Cultivating talent to share success
Hermes places individuals and their creativity at the center. Cultivating the talents of individuals means discovering their real vocation to do something useful for society and the surrounding environment, trying to find valid levers to encourage them. People and organizations are an integral part of the ecosystem that welcomes them and have a direct impact on its present and future health.
Our company directs its efforts toward a regenerative approach to resources. Creating environments that develop human potential means creating workspaces and communities where personal, professional, and organizational growth coexist. Hermes does not speak in terms of gears but of people. Although human beings are capable of producing numbers and using even very complex mechanisms, they are certainly not machines, inherently devoid of emotions. Our strength lies in people: technological innovation depends on the development of their knowledge.
A healthy organization is a living and dynamic organism, where each part relates to the others responsibly, aware that its survival depends on the well-being of these relationships. At this point, roles are no longer masks to hide behind when at work but are different-colored garments that take into account the specific potentials of each, put at the service of the Other (colleague, client, etc.) in a healthy and encouraging dialogue space.
Hermes is an IT consulting company that proposes a “network” structure of relationships, not hierarchical.

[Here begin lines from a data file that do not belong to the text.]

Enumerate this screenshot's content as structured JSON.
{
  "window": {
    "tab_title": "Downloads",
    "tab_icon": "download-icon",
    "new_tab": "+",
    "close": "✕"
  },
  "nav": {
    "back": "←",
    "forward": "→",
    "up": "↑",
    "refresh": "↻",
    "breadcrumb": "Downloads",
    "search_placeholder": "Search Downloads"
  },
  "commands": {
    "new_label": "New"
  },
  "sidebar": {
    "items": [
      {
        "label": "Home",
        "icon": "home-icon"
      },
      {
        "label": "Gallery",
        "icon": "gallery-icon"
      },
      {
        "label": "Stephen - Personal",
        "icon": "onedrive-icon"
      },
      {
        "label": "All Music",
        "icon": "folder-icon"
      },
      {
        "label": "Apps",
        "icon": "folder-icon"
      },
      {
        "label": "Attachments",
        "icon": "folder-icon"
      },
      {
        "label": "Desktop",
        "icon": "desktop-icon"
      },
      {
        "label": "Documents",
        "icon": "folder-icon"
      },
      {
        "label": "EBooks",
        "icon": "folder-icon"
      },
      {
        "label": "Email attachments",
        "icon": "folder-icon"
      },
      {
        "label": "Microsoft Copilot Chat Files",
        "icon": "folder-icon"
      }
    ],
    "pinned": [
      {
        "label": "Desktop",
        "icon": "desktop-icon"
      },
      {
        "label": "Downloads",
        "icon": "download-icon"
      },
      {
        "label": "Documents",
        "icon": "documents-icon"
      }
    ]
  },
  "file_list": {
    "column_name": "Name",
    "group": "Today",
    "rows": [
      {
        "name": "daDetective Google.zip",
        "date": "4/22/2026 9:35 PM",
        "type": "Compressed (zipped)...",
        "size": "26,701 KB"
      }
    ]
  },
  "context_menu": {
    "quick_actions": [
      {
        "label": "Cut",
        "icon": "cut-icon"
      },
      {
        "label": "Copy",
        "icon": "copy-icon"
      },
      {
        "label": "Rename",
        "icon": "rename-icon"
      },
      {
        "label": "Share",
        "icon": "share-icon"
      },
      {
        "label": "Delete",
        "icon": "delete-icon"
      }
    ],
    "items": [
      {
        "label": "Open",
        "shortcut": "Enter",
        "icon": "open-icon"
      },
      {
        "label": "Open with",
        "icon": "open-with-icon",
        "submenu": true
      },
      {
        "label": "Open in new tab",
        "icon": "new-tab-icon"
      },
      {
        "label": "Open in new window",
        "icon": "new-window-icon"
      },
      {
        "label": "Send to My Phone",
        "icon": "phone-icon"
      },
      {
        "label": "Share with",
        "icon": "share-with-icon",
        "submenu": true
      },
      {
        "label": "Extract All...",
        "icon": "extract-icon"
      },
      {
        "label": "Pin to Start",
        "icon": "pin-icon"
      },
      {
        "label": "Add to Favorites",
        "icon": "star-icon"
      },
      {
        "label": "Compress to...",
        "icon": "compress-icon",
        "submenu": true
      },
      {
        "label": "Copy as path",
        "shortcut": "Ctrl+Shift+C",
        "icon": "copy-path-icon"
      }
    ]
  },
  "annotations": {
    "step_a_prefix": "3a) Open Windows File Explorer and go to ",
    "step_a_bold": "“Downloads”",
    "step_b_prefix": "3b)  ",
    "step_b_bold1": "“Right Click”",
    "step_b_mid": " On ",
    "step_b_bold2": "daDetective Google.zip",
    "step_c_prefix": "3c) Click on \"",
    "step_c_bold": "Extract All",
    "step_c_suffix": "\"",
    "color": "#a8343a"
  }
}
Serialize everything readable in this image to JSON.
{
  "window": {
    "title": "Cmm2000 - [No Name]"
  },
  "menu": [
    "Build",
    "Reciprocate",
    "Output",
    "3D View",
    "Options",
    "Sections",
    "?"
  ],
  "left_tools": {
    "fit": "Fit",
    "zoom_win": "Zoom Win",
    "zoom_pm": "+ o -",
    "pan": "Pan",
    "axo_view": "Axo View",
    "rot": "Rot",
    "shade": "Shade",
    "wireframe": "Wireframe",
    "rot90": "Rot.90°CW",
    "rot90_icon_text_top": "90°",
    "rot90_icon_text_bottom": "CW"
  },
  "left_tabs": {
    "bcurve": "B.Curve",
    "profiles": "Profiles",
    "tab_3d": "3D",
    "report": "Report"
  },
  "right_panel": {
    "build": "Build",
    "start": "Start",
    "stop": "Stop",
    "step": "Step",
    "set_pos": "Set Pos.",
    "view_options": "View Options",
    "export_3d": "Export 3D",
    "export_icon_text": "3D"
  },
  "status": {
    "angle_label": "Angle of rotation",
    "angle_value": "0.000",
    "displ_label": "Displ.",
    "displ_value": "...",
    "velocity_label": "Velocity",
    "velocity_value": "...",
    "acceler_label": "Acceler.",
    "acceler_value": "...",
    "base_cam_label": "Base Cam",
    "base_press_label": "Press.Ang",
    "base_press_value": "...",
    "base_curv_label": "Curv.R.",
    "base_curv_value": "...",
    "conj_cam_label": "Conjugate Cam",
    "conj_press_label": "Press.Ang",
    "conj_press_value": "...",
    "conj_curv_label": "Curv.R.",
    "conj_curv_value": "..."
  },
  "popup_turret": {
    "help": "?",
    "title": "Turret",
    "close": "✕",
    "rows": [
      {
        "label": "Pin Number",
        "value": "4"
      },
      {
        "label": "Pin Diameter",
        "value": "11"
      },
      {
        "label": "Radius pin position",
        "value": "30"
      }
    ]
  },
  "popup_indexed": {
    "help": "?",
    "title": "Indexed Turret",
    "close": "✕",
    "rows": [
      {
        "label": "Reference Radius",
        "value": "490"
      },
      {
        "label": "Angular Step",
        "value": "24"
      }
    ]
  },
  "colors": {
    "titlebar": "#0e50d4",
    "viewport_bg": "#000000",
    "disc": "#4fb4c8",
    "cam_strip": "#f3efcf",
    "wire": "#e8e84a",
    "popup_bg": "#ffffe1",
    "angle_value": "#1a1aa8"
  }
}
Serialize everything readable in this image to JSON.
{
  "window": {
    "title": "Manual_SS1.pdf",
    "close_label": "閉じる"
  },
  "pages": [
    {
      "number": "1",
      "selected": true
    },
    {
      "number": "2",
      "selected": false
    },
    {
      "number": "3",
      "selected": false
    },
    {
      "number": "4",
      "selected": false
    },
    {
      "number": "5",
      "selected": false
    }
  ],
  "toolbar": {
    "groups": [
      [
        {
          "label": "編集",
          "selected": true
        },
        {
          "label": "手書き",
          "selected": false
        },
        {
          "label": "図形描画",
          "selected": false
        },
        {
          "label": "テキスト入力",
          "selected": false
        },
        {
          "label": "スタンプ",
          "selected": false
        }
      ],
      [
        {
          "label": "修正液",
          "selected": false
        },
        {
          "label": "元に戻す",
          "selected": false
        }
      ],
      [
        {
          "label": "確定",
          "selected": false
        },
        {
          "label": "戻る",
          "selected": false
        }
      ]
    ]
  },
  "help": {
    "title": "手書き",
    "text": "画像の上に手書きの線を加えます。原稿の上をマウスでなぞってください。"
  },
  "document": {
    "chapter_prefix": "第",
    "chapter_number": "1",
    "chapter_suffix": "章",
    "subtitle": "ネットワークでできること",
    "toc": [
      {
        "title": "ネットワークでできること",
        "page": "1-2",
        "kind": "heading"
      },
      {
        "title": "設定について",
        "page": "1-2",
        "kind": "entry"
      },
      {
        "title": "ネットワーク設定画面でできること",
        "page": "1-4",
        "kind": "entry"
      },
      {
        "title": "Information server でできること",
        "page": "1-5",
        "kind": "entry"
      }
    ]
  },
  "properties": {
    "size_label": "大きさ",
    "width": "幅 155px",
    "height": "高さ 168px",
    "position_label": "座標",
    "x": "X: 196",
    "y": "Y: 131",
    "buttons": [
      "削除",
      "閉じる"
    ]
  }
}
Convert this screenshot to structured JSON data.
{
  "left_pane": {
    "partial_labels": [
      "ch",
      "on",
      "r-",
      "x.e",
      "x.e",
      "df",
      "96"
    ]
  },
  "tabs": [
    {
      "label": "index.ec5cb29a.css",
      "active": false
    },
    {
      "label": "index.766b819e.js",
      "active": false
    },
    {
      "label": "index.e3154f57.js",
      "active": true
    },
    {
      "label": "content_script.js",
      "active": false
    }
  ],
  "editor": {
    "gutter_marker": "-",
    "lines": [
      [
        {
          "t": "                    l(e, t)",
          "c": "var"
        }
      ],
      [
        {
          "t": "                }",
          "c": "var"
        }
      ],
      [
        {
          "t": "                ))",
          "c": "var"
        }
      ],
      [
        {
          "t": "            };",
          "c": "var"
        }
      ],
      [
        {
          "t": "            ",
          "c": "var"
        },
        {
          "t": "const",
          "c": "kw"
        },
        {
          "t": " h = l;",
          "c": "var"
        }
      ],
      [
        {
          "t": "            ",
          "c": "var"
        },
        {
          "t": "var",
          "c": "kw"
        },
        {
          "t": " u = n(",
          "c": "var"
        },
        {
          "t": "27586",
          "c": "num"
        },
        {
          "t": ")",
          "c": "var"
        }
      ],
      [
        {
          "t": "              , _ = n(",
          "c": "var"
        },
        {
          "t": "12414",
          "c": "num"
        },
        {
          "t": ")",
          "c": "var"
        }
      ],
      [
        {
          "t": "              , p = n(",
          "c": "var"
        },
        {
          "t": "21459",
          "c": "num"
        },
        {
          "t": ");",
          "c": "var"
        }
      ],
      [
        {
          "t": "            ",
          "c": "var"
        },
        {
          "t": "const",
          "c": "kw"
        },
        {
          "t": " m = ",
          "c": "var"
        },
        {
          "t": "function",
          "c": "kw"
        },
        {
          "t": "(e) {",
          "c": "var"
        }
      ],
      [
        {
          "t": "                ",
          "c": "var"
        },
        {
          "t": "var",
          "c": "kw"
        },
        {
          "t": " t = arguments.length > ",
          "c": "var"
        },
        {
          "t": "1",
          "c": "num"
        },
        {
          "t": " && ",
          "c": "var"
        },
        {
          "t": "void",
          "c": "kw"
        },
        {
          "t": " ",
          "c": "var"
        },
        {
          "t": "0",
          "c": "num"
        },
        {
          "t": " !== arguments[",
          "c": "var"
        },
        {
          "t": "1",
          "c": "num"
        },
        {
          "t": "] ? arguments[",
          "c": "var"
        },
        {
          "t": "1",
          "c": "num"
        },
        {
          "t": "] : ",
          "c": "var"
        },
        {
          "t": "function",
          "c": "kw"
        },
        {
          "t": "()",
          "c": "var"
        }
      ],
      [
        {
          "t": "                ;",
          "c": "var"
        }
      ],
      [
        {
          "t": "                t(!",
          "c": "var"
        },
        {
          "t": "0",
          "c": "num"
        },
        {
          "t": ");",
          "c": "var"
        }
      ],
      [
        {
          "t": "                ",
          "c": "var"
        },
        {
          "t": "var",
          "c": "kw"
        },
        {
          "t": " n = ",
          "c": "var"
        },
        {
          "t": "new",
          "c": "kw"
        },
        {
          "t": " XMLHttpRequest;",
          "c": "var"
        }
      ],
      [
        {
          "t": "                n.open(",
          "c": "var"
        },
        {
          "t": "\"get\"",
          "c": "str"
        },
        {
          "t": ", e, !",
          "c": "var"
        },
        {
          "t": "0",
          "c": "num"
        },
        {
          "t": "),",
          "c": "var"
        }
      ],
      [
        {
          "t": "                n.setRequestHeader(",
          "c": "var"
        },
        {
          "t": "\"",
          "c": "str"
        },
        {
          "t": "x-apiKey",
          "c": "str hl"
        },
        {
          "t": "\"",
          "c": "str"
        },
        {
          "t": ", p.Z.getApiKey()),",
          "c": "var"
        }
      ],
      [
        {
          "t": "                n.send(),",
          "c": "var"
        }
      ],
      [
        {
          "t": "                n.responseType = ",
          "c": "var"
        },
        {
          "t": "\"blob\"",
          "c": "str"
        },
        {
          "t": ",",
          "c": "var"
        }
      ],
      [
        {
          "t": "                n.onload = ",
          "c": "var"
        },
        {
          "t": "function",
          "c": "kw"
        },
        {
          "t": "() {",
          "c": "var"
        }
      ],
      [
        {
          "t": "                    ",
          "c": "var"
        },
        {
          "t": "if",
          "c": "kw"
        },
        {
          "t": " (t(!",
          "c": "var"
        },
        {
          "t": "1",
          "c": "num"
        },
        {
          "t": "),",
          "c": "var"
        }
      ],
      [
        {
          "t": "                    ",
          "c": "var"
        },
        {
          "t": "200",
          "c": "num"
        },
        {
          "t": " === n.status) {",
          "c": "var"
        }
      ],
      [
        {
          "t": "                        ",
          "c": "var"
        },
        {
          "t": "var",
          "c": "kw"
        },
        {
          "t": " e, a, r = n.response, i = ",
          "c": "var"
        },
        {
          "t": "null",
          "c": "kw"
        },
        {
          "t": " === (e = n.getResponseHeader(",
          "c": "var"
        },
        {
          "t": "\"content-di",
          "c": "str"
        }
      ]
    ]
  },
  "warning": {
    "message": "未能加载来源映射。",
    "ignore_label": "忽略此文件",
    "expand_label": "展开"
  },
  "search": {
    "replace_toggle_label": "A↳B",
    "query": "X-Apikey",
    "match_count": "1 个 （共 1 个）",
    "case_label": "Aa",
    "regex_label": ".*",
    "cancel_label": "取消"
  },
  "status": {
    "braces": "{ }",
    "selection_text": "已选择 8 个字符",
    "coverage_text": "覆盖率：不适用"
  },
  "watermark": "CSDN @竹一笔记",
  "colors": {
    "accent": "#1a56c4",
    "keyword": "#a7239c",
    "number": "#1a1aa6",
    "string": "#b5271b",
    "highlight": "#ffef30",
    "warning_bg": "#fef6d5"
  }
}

Such an organizational architecture facilitates the development of empathetic relationships. When each team member works on developing their empathy, as described, they ensure the vitality of the organization and create continuous and fruitful connections with the world. In Hermes, it cannot be said that talent is “purely technical,” which in itself is almost never enough. Emotions guide thoughts and actions, and when these emotions function properly, problems are transformed into solutions more quickly, and decisions made will be as effective and productive as possible.